第4回NCC教会教育フェスティバル 多様性重視した教会学校へ

 「みんな集まれ!−キリストにつながれて多様であるわたしたち−」をテーマに、第4回「教会教育フェスティバル」が、9月15〜16日、日本キリスト教協議会(NCC)教育部(石田学理事長)主催によって、東京都内で開催された。

 この催しは2007年に東京で第1回が開かれた後、11年に松本、13年には仙台で開催され、今回で第4回目になる。日曜学校、教会学校のリーダーや教会教育に携わっている人、人権・平和教育に関心がある人たち86人が全国から参加した。

   ◇   ◇

 開会礼拝は、会場の日本福音ルーテル東京教会にパイプオルガンの荘厳な響きが奏でられる中、三浦知夫さん(実行委員・ルーテル池袋教会牧師)の司式により幕を開けた。メッセージは関田寛雄さん(日本基督教団神奈川教区巡回牧師)の「派遣における平安」。ヨハネによる福音書20章19〜23節から、一つになろうとしない現代社会を見据えて、今こそキリストにつながって一つとなることの大切さを解き明かした。国家や宗教や人種を越えて、共に生きる社会を目指すことこそが平安であること、それには神さまの導きを信じて生きることが大事であると、優しい口調ながら力強く参加者に呼びかけた。

 その後、五つの分科会で、それぞれ専門の講師を中心に研修が行われた。分科会の内容は以下の通り。「ゴスペルを叫ぼう!」「賛美歌をボーッと歌っていませんか?」「エキュメニカル教育って何だろう?」「パステル画の聖句カードを作りましょう」「共に読み、共に分かち合う教会学校」。分科会の後は、夕食と交わりの時をはさみ、その後には日本福音ルーテル東京教会の夕礼拝参加というプログラムであった。

 2日目の16日は、朝からあいにくの雨だったが、会場を日本キリスト教会館に移して、以下の5つの分科会でスタートした。「多様な性/LGBTと子どもたち」「こどもと楽しむゲーム」「ミャンマーの文化に出会おう」「自分ごととしての人権」「潜伏キリシタンについて」。その後の昼食は、分科会の講師も担ってくださったマキン・サン・サン・アウンさんらがミャンマー料理を用意してくださり、楽しいひと時を過ごした。

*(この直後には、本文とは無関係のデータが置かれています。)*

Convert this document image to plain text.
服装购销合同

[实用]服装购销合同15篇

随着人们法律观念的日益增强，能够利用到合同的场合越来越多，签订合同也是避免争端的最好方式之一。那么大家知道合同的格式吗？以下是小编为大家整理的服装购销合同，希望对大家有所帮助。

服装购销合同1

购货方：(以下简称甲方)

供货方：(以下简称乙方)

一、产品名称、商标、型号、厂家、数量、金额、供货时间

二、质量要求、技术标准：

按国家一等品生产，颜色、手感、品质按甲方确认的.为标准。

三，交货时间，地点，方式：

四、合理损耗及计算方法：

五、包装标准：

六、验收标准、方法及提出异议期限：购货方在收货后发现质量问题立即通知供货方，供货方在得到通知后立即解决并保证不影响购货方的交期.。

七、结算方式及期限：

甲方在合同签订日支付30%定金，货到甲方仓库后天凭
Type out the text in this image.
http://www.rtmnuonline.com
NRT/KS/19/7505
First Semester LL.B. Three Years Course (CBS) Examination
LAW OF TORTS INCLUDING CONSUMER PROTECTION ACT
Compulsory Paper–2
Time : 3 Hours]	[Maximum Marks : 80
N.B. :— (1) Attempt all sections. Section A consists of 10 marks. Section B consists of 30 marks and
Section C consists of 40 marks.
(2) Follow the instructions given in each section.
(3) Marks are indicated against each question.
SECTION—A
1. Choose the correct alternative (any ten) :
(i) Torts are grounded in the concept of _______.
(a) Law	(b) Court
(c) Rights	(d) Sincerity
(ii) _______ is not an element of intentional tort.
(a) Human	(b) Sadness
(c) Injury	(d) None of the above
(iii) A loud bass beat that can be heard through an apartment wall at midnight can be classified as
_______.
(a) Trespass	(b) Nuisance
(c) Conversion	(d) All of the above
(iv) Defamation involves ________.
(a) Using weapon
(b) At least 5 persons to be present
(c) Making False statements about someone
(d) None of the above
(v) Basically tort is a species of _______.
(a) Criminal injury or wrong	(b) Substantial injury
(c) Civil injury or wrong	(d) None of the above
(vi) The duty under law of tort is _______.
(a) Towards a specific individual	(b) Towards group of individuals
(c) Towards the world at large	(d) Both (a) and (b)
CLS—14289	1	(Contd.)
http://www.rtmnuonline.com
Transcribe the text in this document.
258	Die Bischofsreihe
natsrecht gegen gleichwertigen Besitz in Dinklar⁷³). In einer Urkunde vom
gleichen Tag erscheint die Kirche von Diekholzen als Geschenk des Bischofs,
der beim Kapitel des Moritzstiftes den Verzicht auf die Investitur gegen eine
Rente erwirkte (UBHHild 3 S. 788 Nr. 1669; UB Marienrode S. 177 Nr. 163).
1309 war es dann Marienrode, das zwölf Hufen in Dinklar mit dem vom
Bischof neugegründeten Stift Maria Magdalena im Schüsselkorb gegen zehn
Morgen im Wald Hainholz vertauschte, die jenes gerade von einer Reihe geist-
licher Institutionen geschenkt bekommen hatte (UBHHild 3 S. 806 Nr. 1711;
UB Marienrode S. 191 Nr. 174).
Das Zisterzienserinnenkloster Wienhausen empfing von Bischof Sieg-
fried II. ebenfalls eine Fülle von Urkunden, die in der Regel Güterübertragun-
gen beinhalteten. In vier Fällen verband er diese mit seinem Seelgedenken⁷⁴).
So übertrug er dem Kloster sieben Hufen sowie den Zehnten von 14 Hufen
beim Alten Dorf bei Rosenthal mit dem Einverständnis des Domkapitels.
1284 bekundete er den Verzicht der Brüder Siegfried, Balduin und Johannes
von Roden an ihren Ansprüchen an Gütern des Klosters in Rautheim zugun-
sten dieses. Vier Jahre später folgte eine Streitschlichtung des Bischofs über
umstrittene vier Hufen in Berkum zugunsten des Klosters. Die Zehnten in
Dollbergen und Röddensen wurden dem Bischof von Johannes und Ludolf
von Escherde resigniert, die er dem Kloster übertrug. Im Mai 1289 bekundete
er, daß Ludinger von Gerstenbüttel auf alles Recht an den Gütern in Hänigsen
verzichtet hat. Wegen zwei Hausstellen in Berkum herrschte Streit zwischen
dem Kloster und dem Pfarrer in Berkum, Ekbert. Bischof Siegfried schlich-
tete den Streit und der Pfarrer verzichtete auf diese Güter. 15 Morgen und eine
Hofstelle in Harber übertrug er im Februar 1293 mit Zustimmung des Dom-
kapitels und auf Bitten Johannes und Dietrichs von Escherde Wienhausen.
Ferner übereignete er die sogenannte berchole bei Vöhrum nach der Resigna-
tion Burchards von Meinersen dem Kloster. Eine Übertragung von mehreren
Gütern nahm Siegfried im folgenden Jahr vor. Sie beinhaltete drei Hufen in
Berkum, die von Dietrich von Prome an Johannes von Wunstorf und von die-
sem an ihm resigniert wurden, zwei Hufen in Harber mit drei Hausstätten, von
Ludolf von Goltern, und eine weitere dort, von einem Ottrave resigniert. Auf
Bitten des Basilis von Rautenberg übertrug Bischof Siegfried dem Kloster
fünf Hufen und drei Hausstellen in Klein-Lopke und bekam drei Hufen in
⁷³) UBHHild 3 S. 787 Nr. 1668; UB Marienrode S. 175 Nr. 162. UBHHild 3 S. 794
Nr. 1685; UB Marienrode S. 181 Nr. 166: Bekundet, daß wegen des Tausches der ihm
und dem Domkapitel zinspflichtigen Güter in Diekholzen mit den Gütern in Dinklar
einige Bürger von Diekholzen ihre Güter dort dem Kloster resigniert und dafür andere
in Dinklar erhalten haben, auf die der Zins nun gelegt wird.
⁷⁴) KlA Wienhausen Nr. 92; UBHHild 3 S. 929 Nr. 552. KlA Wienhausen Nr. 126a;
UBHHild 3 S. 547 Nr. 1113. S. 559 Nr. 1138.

 派遣礼拝は早稲田教会スコットホールにおいて、分科会参加者によるゴスペル献唱から始まった。陣内大蔵さん(実行委員・日本基督教団東美教会牧師)の司式、古賀博さん(日本基督教団早稲田教会牧師)によるメッセージ。タイトルは「端切れ、つなぐ糸」、聖書個所は使徒言行録11章1〜11節。大きなパッチワークの布が礼拝堂に広げられ、捨てられる端切れが美しい模様を醸し出すこと、しかしその裏では、縦糸と横糸の繊細な関係性が重要であることが語られた。キリストという縦糸に私たちは横糸としてしっかりと繋(つな)がっていく必要性を説かれた。

 閉会の挨拶で比企敦子さん(NCC教育部総主事)は、敷地内に隣接するWAM(女たちの戦争と平和資料館)を紹介しつつ、近隣諸国と現在の日本の関係を憂い、「東アジアにおける日本の植民地支配に対する贖罪の気持ちを忘れないようにしたい」と語った。多様性や違いを超えてキリストにあって一つになることの大事さを宣言し、会を閉じた。

 その後希望者には、NCC教育部が2017年に開設した「平和教育資料センター」の見学と、高橋顕さん(日本聖公会目白聖公会司祭)の案内による「江戸のキリシタン史跡巡り」の二つのオプションツアーが企画されていた。定員の枠があったものの、その枠いっぱいの参加人数だった。

 今回のフェスティバルは、在日大韓基督教会、日本基督教団、日本聖公会、日本聖書協会、日本ナザレン教団、日本バプテスト連盟、日本バプテスト同盟、日本福音ルーテル教会に所属する者たちが教派を超えて集い、1年あまりの準備期間を経て開催された。